Cody A. Stahl1, Marcel Lopes dos Santos1, Daniel Lawson1, Keston G. Lindsay2, Whitney Trammel2, Ryland Townsend2, J. Bryan Mann3, Robert G. Lockie4, J. Jay Dawes1

1Oklahoma State University, Stillwater, OK, USA; 2University of Colorado Colorado Springs, Colorado Springs, CO, USA, 3Kinesiology and Sports Science Department, University of Miami, Coral Gables, FL, USA, 4California State University-Fullerton, Fullerton, CA, USA

PURPOSE: The purpose of this study was to analyze and compare the mean concentric barbell velocity of the back squat at different loads (%1RM) between resistance trained men and women. METHODS: Fourteen (7 males and 7 females) resistance trained college students volunteered to participate in this study (mean  SD for years of resistance training experience was 6.8  3.0 years for males and 5.9  3.9 years for females). Participants reported to the laboratory on two occasions, separated by at least 48 hours. In the first visit, the one repetition maximums (1RM) were determined for the back squat, and participants were familiarized with using a self-spotting squat rack (Pro-spot). During the second visit, the participants performed single repetitions at incremental increases of each tenth percentile (10–90%) of the 1RM. Participants completed a total of nine repetitions, resting 3-5 minutes between each repetition.

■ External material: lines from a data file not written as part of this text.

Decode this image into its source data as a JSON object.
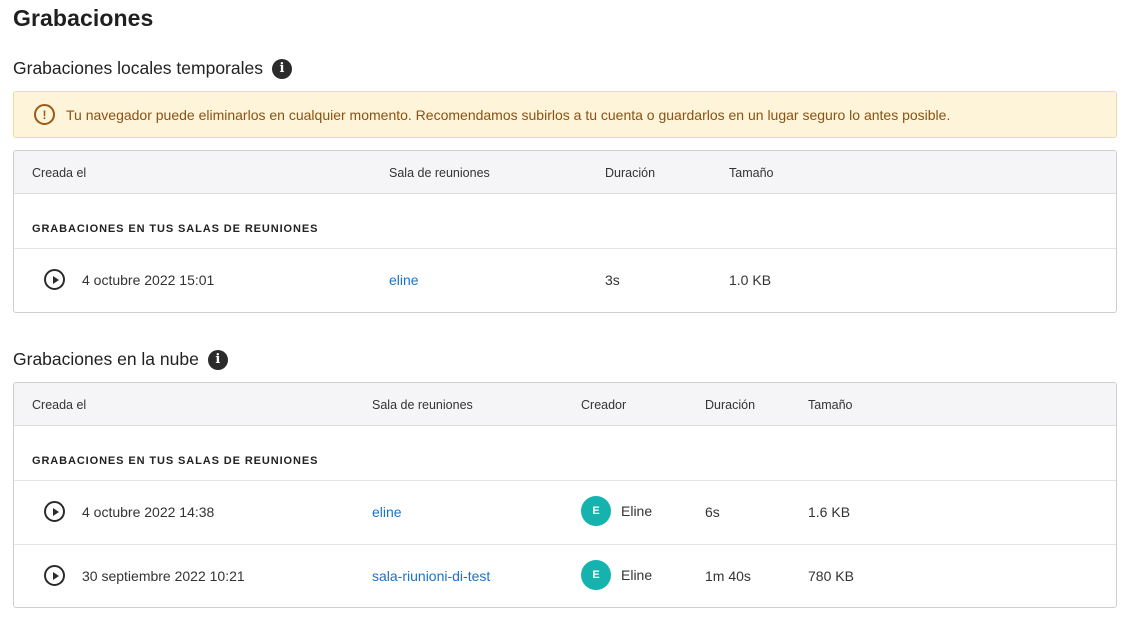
{
  "page": {
    "title": "Grabaciones"
  },
  "local": {
    "title": "Grabaciones locales temporales",
    "info_icon": "info-icon",
    "warning": {
      "icon": "warning-icon",
      "text": "Tu navegador puede eliminarlos en cualquier momento. Recomendamos subirlos a tu cuenta o guardarlos en un lugar seguro lo antes posible."
    },
    "columns": [
      "Creada el",
      "Sala de reuniones",
      "Duración",
      "Tamaño"
    ],
    "group_label": "GRABACIONES EN TUS SALAS DE REUNIONES",
    "rows": [
      {
        "created": "4 octubre 2022 15:01",
        "room": "eline",
        "duration": "3s",
        "size": "1.0 KB"
      }
    ]
  },
  "cloud": {
    "title": "Grabaciones en la nube",
    "info_icon": "info-icon",
    "columns": [
      "Creada el",
      "Sala de reuniones",
      "Creador",
      "Duración",
      "Tamaño"
    ],
    "group_label": "GRABACIONES EN TUS SALAS DE REUNIONES",
    "rows": [
      {
        "created": "4 octubre 2022 14:38",
        "room": "eline",
        "creator_initial": "E",
        "creator": "Eline",
        "duration": "6s",
        "size": "1.6 KB"
      },
      {
        "created": "30 septiembre 2022 10:21",
        "room": "sala-riunioni-di-test",
        "creator_initial": "E",
        "creator": "Eline",
        "duration": "1m 40s",
        "size": "780 KB"
      }
    ]
  },
  "colors": {
    "link": "#1a73c9",
    "avatar": "#14b3ad",
    "warning_bg": "#fdf4d9",
    "warning_text": "#8a5212"
  }
}
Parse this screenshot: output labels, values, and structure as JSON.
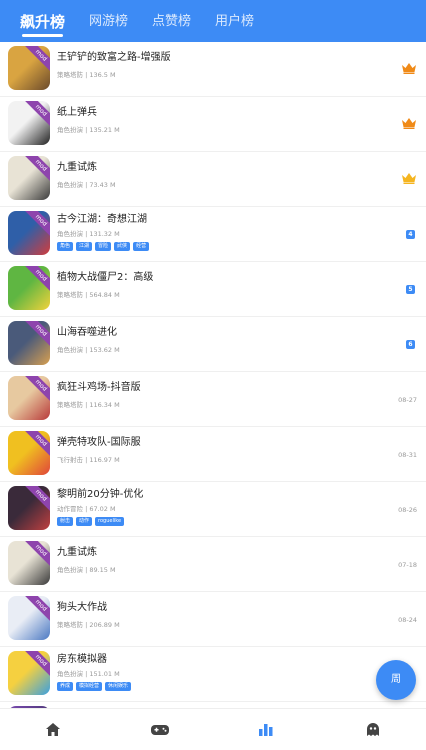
{
  "tabs": [
    {
      "label": "飙升榜",
      "active": true
    },
    {
      "label": "网游榜",
      "active": false
    },
    {
      "label": "点赞榜",
      "active": false
    },
    {
      "label": "用户榜",
      "active": false
    }
  ],
  "colors": {
    "primary": "#3d8bf5",
    "crown_orange": "#f08a17",
    "crown_gold": "#f5b520",
    "mod_badge": "#8e44ad"
  },
  "badge_text": "mod",
  "games": [
    {
      "title": "王铲铲的致富之路-增强版",
      "meta": "策略塔防 | 136.5 M",
      "rank_icon": "crown-orange",
      "tags": []
    },
    {
      "title": "纸上弹兵",
      "meta": "角色扮演 | 135.21 M",
      "rank_icon": "crown-orange",
      "tags": []
    },
    {
      "title": "九重试炼",
      "meta": "角色扮演 | 73.43 M",
      "rank_icon": "crown-gold",
      "tags": []
    },
    {
      "title": "古今江湖：奇想江湖",
      "meta": "角色扮演 | 131.32 M",
      "rank": "4",
      "tags": [
        "角色",
        "江湖",
        "冒险",
        "武侠",
        "经营"
      ]
    },
    {
      "title": "植物大战僵尸2：高级",
      "meta": "策略塔防 | 564.84 M",
      "rank": "5",
      "tags": []
    },
    {
      "title": "山海吞噬进化",
      "meta": "角色扮演 | 153.62 M",
      "rank": "6",
      "tags": []
    },
    {
      "title": "疯狂斗鸡场-抖音版",
      "meta": "策略塔防 | 116.34 M",
      "date": "08-27",
      "tags": []
    },
    {
      "title": "弹壳特攻队-国际服",
      "meta": "飞行射击 | 116.97 M",
      "date": "08-31",
      "tags": []
    },
    {
      "title": "黎明前20分钟-优化",
      "meta": "动作冒险 | 67.02 M",
      "date": "08-26",
      "tags": [
        "射击",
        "动作",
        "roguelike"
      ]
    },
    {
      "title": "九重试炼",
      "meta": "角色扮演 | 89.15 M",
      "date": "07-18",
      "tags": []
    },
    {
      "title": "狗头大作战",
      "meta": "策略塔防 | 206.89 M",
      "date": "08-24",
      "tags": []
    },
    {
      "title": "房东模拟器",
      "meta": "角色扮演 | 151.01 M",
      "date": "",
      "tags": [
        "养成",
        "模拟经营",
        "休闲娱乐"
      ]
    }
  ],
  "fab_label": "周",
  "bottom_nav": [
    {
      "icon": "home-icon"
    },
    {
      "icon": "gamepad-icon"
    },
    {
      "icon": "ranking-icon",
      "active": true
    },
    {
      "icon": "ghost-icon"
    }
  ]
}
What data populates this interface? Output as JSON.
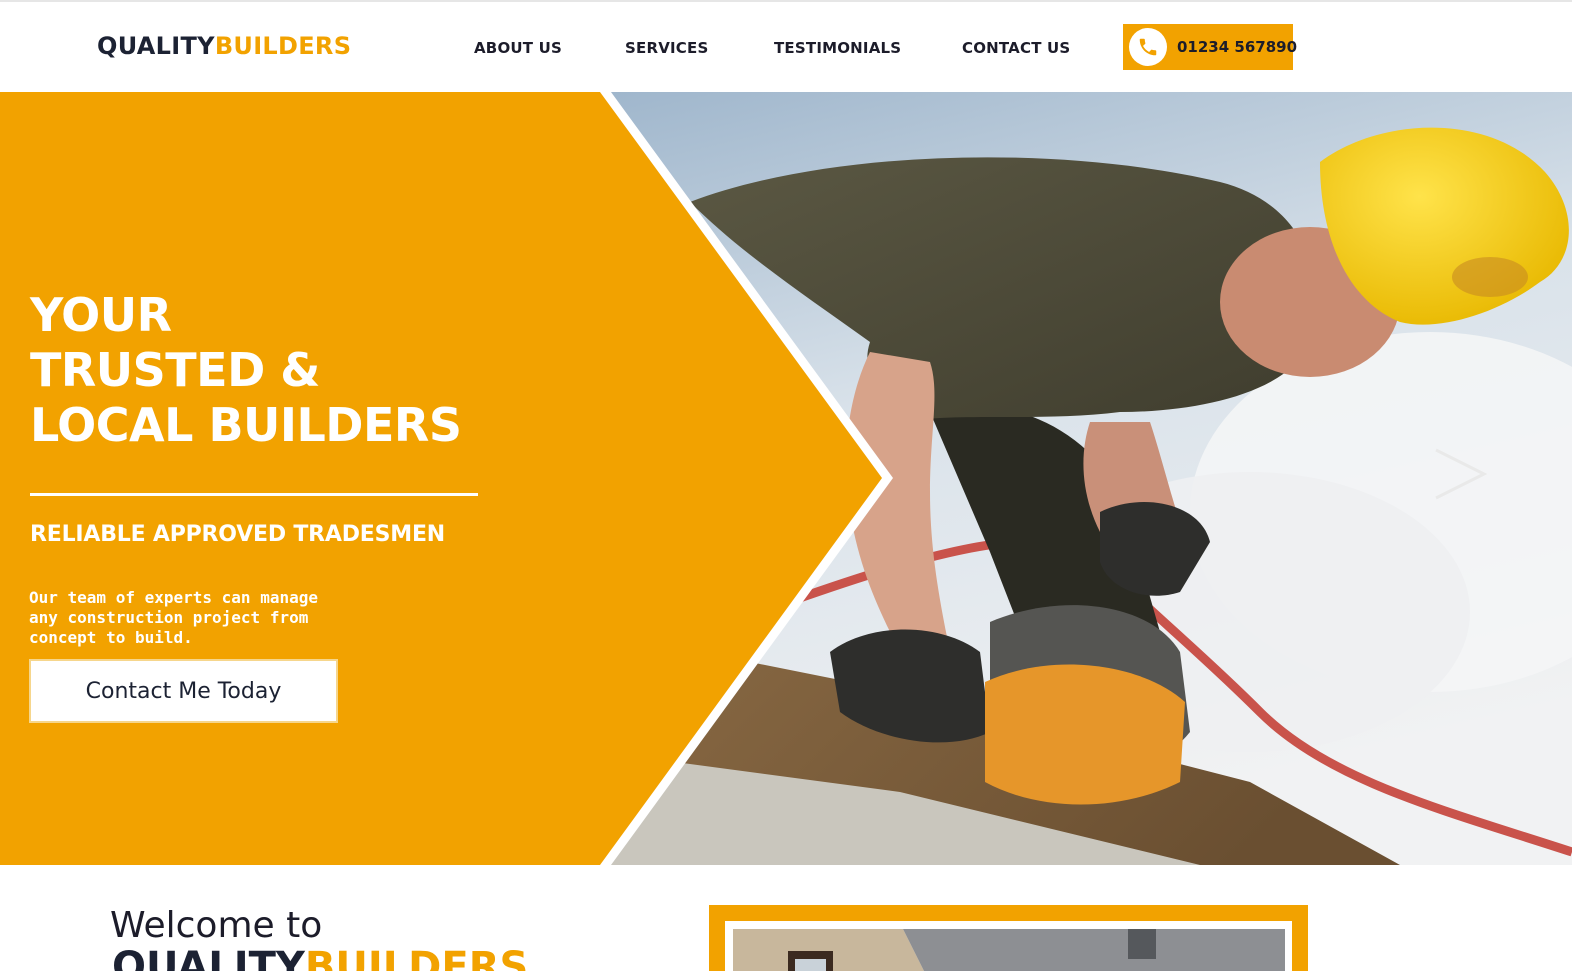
{
  "brand": {
    "part1": "QUALITY",
    "part2": "BUILDERS"
  },
  "nav": {
    "about": "ABOUT US",
    "services": "SERVICES",
    "testimonials": "TESTIMONIALS",
    "contact": "CONTACT US"
  },
  "phone": {
    "number": "01234 567890",
    "icon": "phone-icon"
  },
  "hero": {
    "title_lines": [
      "YOUR",
      "TRUSTED &",
      "LOCAL BUILDERS"
    ],
    "subtitle": "RELIABLE APPROVED TRADESMEN",
    "description_lines": [
      "Our team of experts can manage",
      "any construction project from",
      "concept to build."
    ],
    "cta_label": "Contact Me Today",
    "next_icon": "chevron-right-icon"
  },
  "welcome": {
    "heading": "Welcome to",
    "brand_part1": "QUALITY",
    "brand_part2": "BUILDERS"
  },
  "colors": {
    "accent": "#f2a200",
    "dark": "#1c2233",
    "white": "#ffffff"
  }
}
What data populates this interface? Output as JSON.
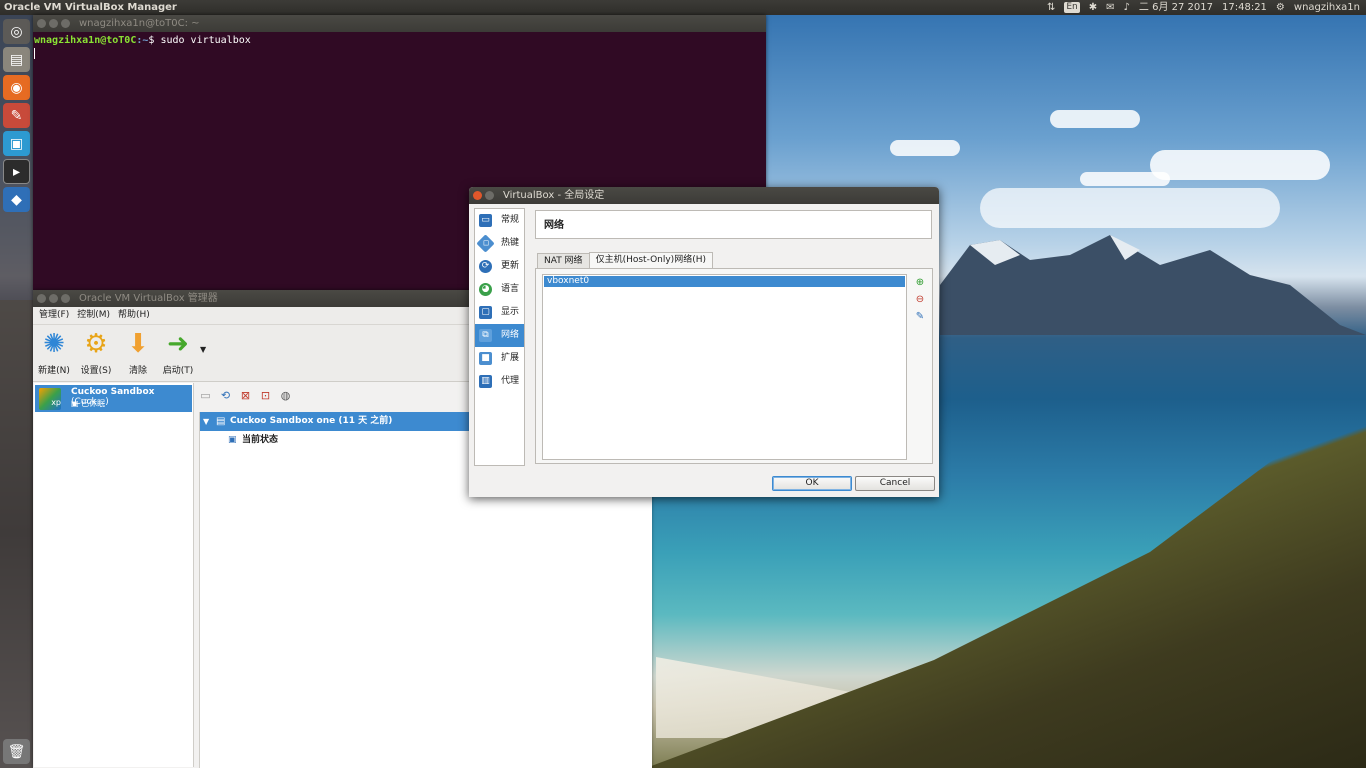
{
  "top_panel": {
    "app_title": "Oracle VM VirtualBox Manager",
    "keyboard_layout": "En",
    "date": "二 6月 27 2017",
    "time": "17:48:21",
    "user": "wnagzihxa1n"
  },
  "launcher": {
    "items": [
      "ubuntu-dash-icon",
      "files-icon",
      "firefox-icon",
      "system-settings-icon",
      "vm-window-icon",
      "terminal-icon",
      "virtualbox-icon",
      "trash-icon"
    ]
  },
  "terminal": {
    "title": "wnagzihxa1n@toT0C: ~",
    "prompt_user": "wnagzihxa1n@toT0C",
    "prompt_path": ":~",
    "prompt_symbol": "$ ",
    "command": "sudo virtualbox"
  },
  "vbox_manager": {
    "title": "Oracle VM VirtualBox 管理器",
    "menu": [
      "管理(F)",
      "控制(M)",
      "帮助(H)"
    ],
    "toolbar": {
      "new_label": "新建(N)",
      "settings_label": "设置(S)",
      "discard_label": "清除",
      "start_label": "启动(T)"
    },
    "vm": {
      "name": "Cuckoo Sandbox",
      "name_suffix": "(Cuck...)",
      "state": "已休眠",
      "os_badge": "xp"
    },
    "snapshot": {
      "name": "Cuckoo Sandbox one (11 天 之前)",
      "current_state": "当前状态"
    }
  },
  "settings_dialog": {
    "title": "VirtualBox - 全局设定",
    "categories": [
      "常规",
      "热键",
      "更新",
      "语言",
      "显示",
      "网络",
      "扩展",
      "代理"
    ],
    "selected_category": "网络",
    "page_header": "网络",
    "tabs": [
      "NAT 网络",
      "仅主机(Host-Only)网络(H)"
    ],
    "active_tab": "仅主机(Host-Only)网络(H)",
    "networks": [
      "vboxnet0"
    ],
    "ok_label": "OK",
    "cancel_label": "Cancel"
  },
  "colors": {
    "selection": "#3d8ad0",
    "terminal_bg": "#300a24",
    "panel_bg": "#3c3b37"
  }
}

For each repetition, the subjects were instructed to press the barbell as rapidly as possible. Mean concentric barbell velocity was measured with a linear position transducer. A repeated measures analysis of variance (ANOVA) was used to compare the mean barbell velocity between sexes across all submaximal intensity loads for the squat. RESULTS: Sex differences in MBV were found to be significant (p = .042). Significant differences in MBV were found based on load (p < .05), irrespective of sex (see figure 1). Mean bar velocity decreased, almost linearly, across all intensities, irrespective of sex. It was found that men produce higher average bar velocities across all relative loads in the back squat. CONCLUSION: The present findings suggest that males move the barbell faster even with the same relative load.